Historical Techniques

In the early days of collecting and study, fossil preparators worked exclusively with hand tools, especially awls and chisels. Bones were set up on sandbags for protection in a position favorable for working, and held firmly in place by means of several additional sandbags. A rotating stand or table was useful for keeping the working surface of the bone turned toward the light from a window.

Preparators removed hard matrix from the bones by chipping it away with a tedious, repetitive tapping of light shoemaker’s hammers on hardened steel chisels or awls for finer work. The work was exhausting for the preparator, and sometimes too hard on fragile specimens. The shock from the repeated blows could cause soft or brittle specimens to break. Applying hardening agents like shellac or gum arabic could prevent some of this damage, but little could be done to protect thin edges or other delicate structures.

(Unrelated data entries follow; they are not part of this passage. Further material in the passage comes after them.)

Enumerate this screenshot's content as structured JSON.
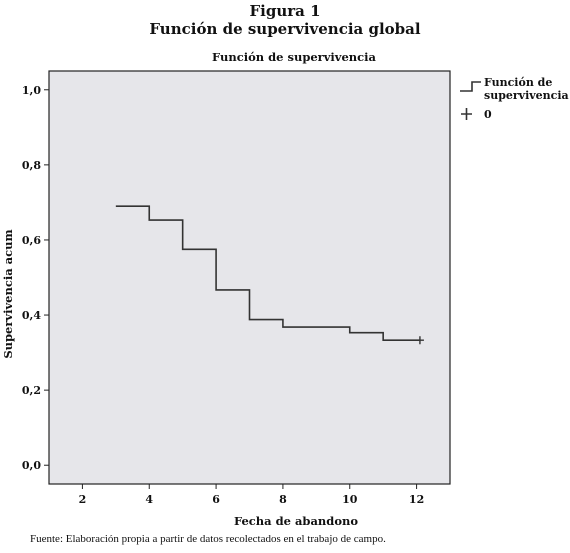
{
  "figure": {
    "label": "Figura 1",
    "title": "Función de supervivencia global",
    "source": "Fuente: Elaboración propia a partir de datos recolectados en el trabajo de campo."
  },
  "chart_data": {
    "type": "line",
    "title": "Función de supervivencia",
    "xlabel": "Fecha de abandono",
    "ylabel": "Supervivencia acum",
    "xlim": [
      1.0,
      13.0
    ],
    "ylim": [
      -0.05,
      1.05
    ],
    "x_ticks": [
      2,
      4,
      6,
      8,
      10,
      12
    ],
    "y_ticks": [
      0.0,
      0.2,
      0.4,
      0.6,
      0.8,
      1.0
    ],
    "x_tick_labels": [
      "2",
      "4",
      "6",
      "8",
      "10",
      "12"
    ],
    "y_tick_labels": [
      "0,0",
      "0,2",
      "0,4",
      "0,6",
      "0,8",
      "1,0"
    ],
    "plot_background": "#e6e6ea",
    "line_color": "#333333",
    "legend": {
      "position": "right",
      "entries": [
        {
          "label_line1": "Función de",
          "label_line2": "supervivencia",
          "marker": "step"
        },
        {
          "label_line1": "0",
          "marker": "plus"
        }
      ]
    },
    "series": [
      {
        "step_x": [
          3,
          4,
          5,
          6,
          7,
          8,
          10,
          11,
          12.1
        ],
        "step_y": [
          0.69,
          0.653,
          0.575,
          0.467,
          0.388,
          0.368,
          0.353,
          0.333,
          0.333
        ],
        "censored": [
          {
            "x": 12.1,
            "y": 0.333
          }
        ]
      }
    ]
  }
}
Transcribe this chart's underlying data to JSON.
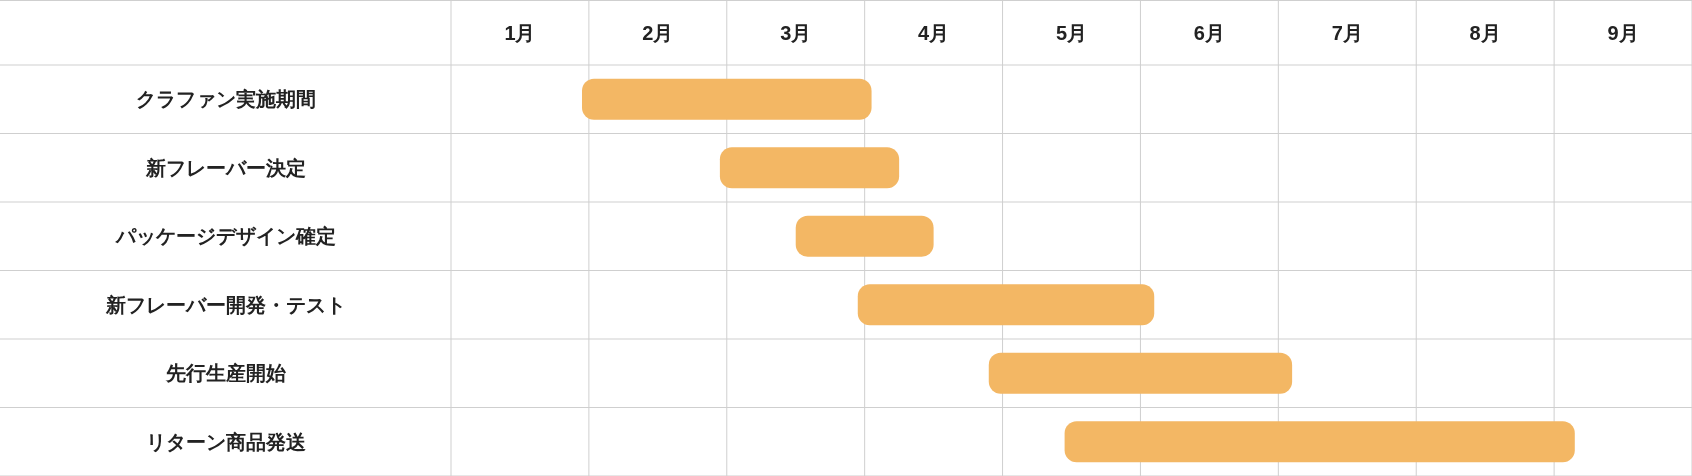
{
  "chart_data": {
    "type": "bar",
    "orientation": "horizontal",
    "categories": [
      "クラファン実施期間",
      "新フレーバー決定",
      "パッケージデザイン確定",
      "新フレーバー開発・テスト",
      "先行生産開始",
      "リターン商品発送"
    ],
    "series": [
      {
        "color": "#f3b764",
        "base": [
          0.95,
          1.95,
          2.5,
          2.95,
          3.9,
          4.45
        ],
        "values": [
          2.1,
          1.3,
          1.0,
          2.15,
          2.2,
          3.7
        ]
      }
    ],
    "xlim": [
      0,
      9
    ],
    "xticks": [
      {
        "value": 0,
        "label": null
      },
      {
        "value": 1,
        "label": null
      },
      {
        "value": 2,
        "label": null
      },
      {
        "value": 3,
        "label": null
      },
      {
        "value": 4,
        "label": null
      },
      {
        "value": 5,
        "label": null
      },
      {
        "value": 6,
        "label": null
      },
      {
        "value": 7,
        "label": null
      },
      {
        "value": 8,
        "label": null
      },
      {
        "value": 9,
        "label": null
      },
      {
        "value": 0.5,
        "label": "1月"
      },
      {
        "value": 1.5,
        "label": "2月"
      },
      {
        "value": 2.5,
        "label": "3月"
      },
      {
        "value": 3.5,
        "label": "4月"
      },
      {
        "value": 4.5,
        "label": "5月"
      },
      {
        "value": 5.5,
        "label": "6月"
      },
      {
        "value": 6.5,
        "label": "7月"
      },
      {
        "value": 7.5,
        "label": "8月"
      },
      {
        "value": 8.5,
        "label": "9月"
      }
    ],
    "grid": true
  }
}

Another problem was that a wide range of motion was required for wielding a hammer and chisel. On complicated bones with deep and intricate cavities, it was often impossible to find space for the blade of the chisel, an appropriate chisel angle to cleanly pluck matrix away without carrying a piece of fossil with it, or room to swing the hammer. This meant that early preparators were sometimes forced to deliberately break complicated fossils into pieces to remove matrix. But the greatest disadvantage of using hand tools was the slowness of the work.

Preparing the coelophysis block. 
Alex J. Rota/© AMNH

To get around the problem of speed, particularly as the volumes of specimens collected began to grow rapidly, in the early 20th century preparators derived new techniques by adapting the technologies developed for large, commercial professions like dentistry. An electric dental lathe and dental engine was installed at the AMNH laboratory, while similar electric mallets and lathes were used at the Carnegie Museum. These motors were used to operate small grinding wheels, dental burs, or rotary brushes (wire or bristle). By using a flexible arm attachment, it was possible to get a greater range of motion and better access to cavities than could be achieved with ordinary hand tools.

Modified dental appliances were ideal for working on delicate skulls and teeth, but almost useless for the heavier work often involved in dinosaur paleontology. Using acids to soften hard matrix was one possible alternative, but there are disadvantages to this technique, including noxious fumes and the care required to ensure that the acid dissolved only the matrix and not the fossils. Modified sandblasting equipment was found to be very practical for cleaning matrix from large bone surfaces, but only where the matrix was considerably softer than the bone.

The introduction of pneumatic tools, especially the pneumatic hammer/chisel, was the one of the most important innovations made in fossil preparation. Paleontologist Elmer S. Riggs developed this technique at Chicago’s Field Museum early in 1903. To obtain a more controlled stroke, a special chisel-holding attachment was threaded onto the end of the pneumatic hammer. The attachment used a coil spring to absorb some of the impact and soften the blows of the hammer. Its square fitting also prevented the chisel from rotating. An air escape vent directed forward blew dust and fragments away from the working surface. Work with the pneumatic hammer was faster, more accurate, more versatile, and easier on both fossils and preparators.

These critical lab innovations–acid preparation, sand-blasting, and especially pneumatic hammers and chisels–dramatically improved the speed and quality of fossil preparation. A century later, these same tools and techniques are still the mainstays of modern fossil preparation.